CVE-2026-42253

Vulnerability

The MessageServlet in the Apache ActiveMQ web console API copies every JMS message property into an HTTP response header without any validation. This allows an attacker to overwrite or inject security headers by setting them on JMS messages that are returned by the servlet. Affected versions are Apache ActiveMQ before 5.19.7 and from 6.0.0 before 6.2.6, and Apache ActiveMQ Web before 5.19.7 and from 6.0.0 before 6.2.6 [1].

Exploitation

An attacker must be able to send JMS messages to a queue or topic that the MessageServlet will return. No special authentication is required if the web console is exposed. The attacker crafts a JMS message with property names that correspond to HTTP response headers (e.g., X-Frame-Options, Set-Cookie, Content-Type).

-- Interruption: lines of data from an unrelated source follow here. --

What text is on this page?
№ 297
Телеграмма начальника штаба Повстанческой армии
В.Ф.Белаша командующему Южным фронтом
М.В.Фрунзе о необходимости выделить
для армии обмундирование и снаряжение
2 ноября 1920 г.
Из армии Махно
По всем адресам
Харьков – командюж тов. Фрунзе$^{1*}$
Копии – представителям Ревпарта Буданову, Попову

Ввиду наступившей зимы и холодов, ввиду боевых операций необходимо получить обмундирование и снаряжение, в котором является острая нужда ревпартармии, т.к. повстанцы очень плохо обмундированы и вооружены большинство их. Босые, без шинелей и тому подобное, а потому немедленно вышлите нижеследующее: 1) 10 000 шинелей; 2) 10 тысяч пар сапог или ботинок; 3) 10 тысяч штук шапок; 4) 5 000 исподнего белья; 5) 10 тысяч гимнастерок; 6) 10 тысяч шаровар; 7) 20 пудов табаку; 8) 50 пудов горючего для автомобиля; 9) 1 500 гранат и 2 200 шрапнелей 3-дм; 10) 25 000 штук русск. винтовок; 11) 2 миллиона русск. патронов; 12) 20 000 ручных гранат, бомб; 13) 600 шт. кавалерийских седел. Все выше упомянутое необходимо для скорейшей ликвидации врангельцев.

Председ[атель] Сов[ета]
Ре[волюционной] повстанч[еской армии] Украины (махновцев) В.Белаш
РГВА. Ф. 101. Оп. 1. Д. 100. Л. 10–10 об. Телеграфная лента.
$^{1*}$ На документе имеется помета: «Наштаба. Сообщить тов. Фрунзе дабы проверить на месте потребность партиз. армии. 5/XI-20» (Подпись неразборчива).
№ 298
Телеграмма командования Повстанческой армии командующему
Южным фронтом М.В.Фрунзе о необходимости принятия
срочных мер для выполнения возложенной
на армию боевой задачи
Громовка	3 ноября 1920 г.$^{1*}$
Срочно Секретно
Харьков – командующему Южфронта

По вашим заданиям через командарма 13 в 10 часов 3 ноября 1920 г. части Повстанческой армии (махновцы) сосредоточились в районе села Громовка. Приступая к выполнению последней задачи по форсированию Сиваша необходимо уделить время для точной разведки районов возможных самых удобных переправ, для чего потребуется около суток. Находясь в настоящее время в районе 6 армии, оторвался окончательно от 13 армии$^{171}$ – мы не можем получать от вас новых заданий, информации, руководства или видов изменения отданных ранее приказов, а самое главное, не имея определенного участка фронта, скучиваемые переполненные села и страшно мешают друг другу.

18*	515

When the MessageServlet processes the message, it copies these properties directly into the HTTP response headers, overwriting existing ones or injecting new ones [1].

Impact

Successful exploitation results in HTTP response header injection. This can lead to cross-site scripting (XSS) if the attacker injects a Set-Cookie header or manipulates caching headers, or it can bypass security policies such as X-Frame-Options or Content-Security-Policy. The attacker gains the ability to control the response headers sent to the victim's browser, potentially leading to session hijacking or other client-side attacks [1].

Mitigation

Users should upgrade to Apache ActiveMQ version 5.19.7 or 6.2.6, which fix the issue. In these versions, the MessageServlet is deprecated and disabled by default. No workaround is provided for earlier versions [1].